About a decade ago, the division as part of a long-term, court-ordered overhaul of how it operates began training its workers to "family team meetings," to encourage discussion between caseworkers and family members about how to fix problems that threaten a child's safety and well-being. The most recent monitoring report released in January found the frequency of these meetings "remain below levels expected by the Department of Children and Families leadership."
Hetty Rosenstein, state director for Communications Workers of America union, which represents child welfare employees, said the impact of these meetings is unclear. "One point that workers made after Leah was stabbed is that there are requirements that workers and the division repeatedly 'engage' with parents who everybody knows can't recover their children," Rosenstein said.
Brad Forenza, an assistant professor at the McCormick School of Child Advocacy and Policy at Montclair University who teaches future child welfare workers, said he thought the relationship between parents and the agency had improved, partly because of these meetings.

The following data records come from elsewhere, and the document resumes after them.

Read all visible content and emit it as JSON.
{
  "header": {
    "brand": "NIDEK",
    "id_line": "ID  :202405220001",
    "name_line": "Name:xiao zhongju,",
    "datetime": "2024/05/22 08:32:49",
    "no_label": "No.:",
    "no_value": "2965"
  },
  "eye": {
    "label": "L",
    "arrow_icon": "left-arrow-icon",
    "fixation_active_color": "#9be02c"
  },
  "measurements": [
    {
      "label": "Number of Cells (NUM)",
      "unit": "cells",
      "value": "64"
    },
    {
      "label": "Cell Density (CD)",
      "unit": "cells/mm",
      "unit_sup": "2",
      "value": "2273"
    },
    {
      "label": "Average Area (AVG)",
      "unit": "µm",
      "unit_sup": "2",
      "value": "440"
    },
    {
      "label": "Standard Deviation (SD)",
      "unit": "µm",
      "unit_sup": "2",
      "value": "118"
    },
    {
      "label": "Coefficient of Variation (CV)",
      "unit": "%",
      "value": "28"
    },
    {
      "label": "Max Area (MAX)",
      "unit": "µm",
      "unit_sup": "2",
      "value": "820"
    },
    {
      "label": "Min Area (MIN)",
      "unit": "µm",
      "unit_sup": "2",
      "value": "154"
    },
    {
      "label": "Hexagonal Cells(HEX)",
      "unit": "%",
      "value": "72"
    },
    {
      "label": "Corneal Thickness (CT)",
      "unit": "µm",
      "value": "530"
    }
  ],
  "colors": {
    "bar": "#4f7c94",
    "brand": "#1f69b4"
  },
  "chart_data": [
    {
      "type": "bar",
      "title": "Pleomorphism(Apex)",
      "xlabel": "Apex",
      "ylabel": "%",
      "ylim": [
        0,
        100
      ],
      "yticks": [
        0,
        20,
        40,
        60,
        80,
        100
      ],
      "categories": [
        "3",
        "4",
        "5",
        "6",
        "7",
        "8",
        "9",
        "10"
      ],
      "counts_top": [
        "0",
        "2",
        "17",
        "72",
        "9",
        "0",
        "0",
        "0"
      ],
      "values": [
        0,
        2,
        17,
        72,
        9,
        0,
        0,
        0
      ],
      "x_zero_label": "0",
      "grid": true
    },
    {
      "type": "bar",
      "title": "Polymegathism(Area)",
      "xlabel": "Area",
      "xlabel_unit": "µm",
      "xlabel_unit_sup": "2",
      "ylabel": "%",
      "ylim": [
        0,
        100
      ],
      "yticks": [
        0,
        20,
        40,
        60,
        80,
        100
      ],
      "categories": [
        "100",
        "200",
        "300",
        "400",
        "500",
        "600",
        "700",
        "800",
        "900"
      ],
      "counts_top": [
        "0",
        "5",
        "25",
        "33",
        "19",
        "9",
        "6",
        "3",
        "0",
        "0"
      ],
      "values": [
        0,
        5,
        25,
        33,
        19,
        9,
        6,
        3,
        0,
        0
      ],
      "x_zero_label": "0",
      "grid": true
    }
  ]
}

That said, Forenza said he was surprised a police presence is not mandatory when children are removed from a home.
While inviting the police along "may amplify how adversarial the relationship is between the parent and the caseworker, a security detail does seem intuitive and appropriate," Forenza said. "It's nice to think as a caseworker you don't need a security detail — 'I know these parents, they are cooperative and understand my role' — but at the end of the day you are removing a child for just cause. That is not going to bode well."
Coleman was stabbed more than 20 times inside her office building in Camden by a parent with a history of mental illness who had parental rights and had made threats against other caseworkers. The Nov. 17 attack came days after the Department of Human Services disbanded a special unit of its police force that had been assigned to accompany child welfare workers to risky neighbors and volatile homes. Officers are still available upon request.
In the most recent attack, Pennsville Township Police arrested Alexis Plater, 41, of Woodstown, for punching a female caseworker, and striking a male worker in the head with a flashlight while they removed a child from his home. The unidentified caseworkers were treated and released from the hospital the same day. The Salem County workers did not request police backup.
The recent assaults immediately renewed calls to restore the disbanded police unit. Democratic legislators introduced a bill that would require an officer to be assigned to each of the local child welfare offices, and upon request, accompany caseworkers on a call.
The Christie administration installed armed security officers and metal detectors in the local offices following the near-fatal attack on Coleman, but has resisted reinstating the special police unit.
"All on duty Human Services Police officers are available to respond to local office requests for an escort," said Ernest Landante, spokesman for the Department of Children and Families.
"While DCF has taken several significant steps over the last several months to improve security, some workers still feel a police escort can contribute to escalating emotions and cause an otherwise peaceful child hand off to turn unpleasant," Landante said. "If a police escort is desired, our workers always have access to not only Human Services Police, but to the State Police and local law enforcement as well, which are required by law to escort our workers if requested."
Since June, the agency has offered courses in personal safety, everyday self-defense and the "Art of Awareness," Children and Families spokeswoman Leida Arce said. About 940 employees have attended, she said. She declined to respond directly to Coleman's statements.
CWA State Director Hetty Rosenstein called the training "a cheap fix for a serious issue."
"As usual, the administration shifts responsibility from management to workers. And seriously — two days of personal safety, a half-day of self defense and a half-day of awareness?"